It was the night before he went back to Korea. Well, maybe two nights before, but Cindy distinctly remembers Jimmy saying,"I'll be right back, hon. Just gonna go see Auggie a bit."
By "a bit" he meant he was going to the corner tavern for a few beers. Being that she wasn't done cooking, Cindy figured the extra time would come in handy and he could say goodbye to his bar buddies.
When he didn't come home until after midnight, she regretted the gamble she she took on loving a gambler and all that went with along with it.
"How much did you lose?" she asked.
He lifted his sleeve. "It's not like that, Cindy. Look..."
She started sobbing.
"I got your name on my arm," he said. "Doesn't that mean anything."
"Not when the meat loaf and mashed potatoes have become as cold as the Löwenbräu in the icebox," she said, whipping the dishrag his way.
"I don't get you," he said, half-laughing. "I figured you'd be over the moon. This is forever."
Cindy reached for the camera and quickly took Jimmy's picture to remind herself of his smug smile. It needed to be captured right there. In the moment.
About three months later on a rainy Saturday night, she read Jimmy's letter and it said that he was safe and dry.
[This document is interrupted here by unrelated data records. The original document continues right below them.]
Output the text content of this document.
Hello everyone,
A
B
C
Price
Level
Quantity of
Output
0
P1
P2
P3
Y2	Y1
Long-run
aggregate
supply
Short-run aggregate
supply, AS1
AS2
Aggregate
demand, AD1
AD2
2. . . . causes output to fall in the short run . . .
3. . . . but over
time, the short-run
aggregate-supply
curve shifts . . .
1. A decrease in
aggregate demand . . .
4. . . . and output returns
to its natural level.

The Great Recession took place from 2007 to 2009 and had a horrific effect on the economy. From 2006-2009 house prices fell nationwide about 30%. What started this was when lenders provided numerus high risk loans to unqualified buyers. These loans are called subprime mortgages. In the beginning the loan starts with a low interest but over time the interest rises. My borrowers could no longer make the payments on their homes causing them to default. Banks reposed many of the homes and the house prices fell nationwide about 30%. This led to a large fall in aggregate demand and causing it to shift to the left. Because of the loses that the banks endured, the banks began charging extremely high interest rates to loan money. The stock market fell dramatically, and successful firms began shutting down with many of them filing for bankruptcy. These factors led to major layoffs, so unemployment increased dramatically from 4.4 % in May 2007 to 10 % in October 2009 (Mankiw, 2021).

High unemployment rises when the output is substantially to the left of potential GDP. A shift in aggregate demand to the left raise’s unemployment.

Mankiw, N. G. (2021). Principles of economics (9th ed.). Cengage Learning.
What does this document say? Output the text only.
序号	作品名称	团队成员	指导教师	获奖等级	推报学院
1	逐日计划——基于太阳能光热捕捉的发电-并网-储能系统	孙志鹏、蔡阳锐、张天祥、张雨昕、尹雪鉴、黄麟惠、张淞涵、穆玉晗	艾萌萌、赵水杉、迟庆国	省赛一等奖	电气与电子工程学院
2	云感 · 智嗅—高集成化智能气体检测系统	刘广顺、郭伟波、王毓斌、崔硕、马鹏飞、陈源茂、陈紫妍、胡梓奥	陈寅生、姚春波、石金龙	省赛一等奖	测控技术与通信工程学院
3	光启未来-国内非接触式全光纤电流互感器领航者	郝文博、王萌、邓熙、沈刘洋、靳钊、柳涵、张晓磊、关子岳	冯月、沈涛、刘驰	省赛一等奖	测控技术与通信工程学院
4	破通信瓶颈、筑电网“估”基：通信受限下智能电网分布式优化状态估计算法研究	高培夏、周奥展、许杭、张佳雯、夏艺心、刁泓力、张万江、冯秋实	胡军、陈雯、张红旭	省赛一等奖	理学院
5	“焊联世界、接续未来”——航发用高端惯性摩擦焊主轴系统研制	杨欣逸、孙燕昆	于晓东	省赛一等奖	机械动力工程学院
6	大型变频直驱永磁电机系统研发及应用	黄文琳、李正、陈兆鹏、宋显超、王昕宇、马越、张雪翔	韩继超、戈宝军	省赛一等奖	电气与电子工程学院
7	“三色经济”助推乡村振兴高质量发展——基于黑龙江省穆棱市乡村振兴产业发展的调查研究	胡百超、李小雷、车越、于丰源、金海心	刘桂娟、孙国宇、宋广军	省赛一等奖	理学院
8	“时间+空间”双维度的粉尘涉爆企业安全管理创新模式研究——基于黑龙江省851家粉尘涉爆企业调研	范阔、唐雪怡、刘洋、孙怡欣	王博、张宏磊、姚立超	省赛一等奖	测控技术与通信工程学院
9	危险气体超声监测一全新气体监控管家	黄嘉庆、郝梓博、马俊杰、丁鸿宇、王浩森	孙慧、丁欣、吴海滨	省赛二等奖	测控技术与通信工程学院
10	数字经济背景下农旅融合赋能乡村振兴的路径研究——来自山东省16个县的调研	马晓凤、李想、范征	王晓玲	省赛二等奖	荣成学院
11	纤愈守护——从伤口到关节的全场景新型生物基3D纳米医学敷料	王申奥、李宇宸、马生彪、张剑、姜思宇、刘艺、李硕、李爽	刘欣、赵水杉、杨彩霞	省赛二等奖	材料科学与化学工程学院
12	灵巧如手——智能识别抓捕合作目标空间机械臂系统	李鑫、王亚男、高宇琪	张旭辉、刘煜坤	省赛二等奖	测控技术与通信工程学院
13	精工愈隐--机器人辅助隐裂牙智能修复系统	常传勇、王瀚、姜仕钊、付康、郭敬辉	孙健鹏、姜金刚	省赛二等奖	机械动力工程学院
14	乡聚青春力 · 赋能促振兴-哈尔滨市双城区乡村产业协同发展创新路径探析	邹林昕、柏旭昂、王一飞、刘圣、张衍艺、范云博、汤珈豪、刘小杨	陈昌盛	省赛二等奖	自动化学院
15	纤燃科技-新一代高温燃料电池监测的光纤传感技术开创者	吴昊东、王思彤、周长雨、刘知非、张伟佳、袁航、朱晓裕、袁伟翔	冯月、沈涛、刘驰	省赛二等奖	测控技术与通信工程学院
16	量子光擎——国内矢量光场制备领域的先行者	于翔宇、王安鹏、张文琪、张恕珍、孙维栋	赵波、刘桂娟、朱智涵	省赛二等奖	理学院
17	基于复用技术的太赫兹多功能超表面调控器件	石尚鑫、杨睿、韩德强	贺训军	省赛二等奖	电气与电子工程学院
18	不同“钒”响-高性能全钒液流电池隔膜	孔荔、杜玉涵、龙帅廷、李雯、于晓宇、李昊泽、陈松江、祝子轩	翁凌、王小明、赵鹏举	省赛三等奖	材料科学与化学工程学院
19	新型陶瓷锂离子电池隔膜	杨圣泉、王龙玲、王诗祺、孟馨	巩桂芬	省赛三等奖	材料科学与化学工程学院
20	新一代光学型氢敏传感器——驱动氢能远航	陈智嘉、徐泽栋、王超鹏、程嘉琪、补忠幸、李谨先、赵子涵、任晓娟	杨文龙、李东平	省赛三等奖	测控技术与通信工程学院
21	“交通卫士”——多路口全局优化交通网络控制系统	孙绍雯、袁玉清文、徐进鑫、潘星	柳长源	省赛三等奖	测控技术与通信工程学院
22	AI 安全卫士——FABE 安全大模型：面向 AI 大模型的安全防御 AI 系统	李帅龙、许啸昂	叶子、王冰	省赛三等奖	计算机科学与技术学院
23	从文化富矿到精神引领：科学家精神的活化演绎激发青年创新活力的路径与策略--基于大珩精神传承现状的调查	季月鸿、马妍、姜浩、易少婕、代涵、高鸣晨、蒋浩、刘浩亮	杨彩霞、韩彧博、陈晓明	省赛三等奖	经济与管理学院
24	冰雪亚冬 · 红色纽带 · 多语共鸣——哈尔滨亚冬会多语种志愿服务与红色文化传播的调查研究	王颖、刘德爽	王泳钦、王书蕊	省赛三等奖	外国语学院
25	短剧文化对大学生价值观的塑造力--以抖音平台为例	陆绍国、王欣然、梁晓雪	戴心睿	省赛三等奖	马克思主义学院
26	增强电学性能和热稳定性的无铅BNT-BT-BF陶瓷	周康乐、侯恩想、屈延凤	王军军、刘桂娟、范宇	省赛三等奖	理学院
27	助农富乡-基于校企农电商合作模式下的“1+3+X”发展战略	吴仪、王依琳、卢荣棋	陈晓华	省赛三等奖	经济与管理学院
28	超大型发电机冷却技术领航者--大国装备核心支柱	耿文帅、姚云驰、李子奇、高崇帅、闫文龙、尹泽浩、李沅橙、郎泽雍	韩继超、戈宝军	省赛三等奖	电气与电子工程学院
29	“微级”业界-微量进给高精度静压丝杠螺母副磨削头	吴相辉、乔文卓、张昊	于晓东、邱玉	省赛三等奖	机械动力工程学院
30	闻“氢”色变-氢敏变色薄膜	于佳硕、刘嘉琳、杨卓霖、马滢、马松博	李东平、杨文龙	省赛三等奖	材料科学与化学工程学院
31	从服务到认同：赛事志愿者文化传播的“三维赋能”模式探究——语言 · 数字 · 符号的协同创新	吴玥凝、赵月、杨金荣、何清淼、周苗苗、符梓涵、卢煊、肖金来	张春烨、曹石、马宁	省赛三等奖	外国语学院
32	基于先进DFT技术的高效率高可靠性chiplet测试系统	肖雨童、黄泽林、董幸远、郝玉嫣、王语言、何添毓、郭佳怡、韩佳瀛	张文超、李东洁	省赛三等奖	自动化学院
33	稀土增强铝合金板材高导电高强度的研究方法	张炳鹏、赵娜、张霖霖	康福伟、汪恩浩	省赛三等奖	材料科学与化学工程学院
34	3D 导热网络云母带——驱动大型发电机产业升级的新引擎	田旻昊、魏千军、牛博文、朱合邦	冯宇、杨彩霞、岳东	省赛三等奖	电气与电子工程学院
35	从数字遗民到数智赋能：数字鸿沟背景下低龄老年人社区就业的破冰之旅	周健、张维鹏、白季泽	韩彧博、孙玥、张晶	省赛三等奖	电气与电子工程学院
For the time being at least. He also wrote that canned beans kept him full and between the smokes and scotch, he was more than warm at night.
She took a slow drag of her Winston before ripping the picture in half. Just then, her stomach and back began to ache. It was time.
All throughout the painful delivery she hoped just one thing -- that her baby boy wouldn't have his father's smug smile.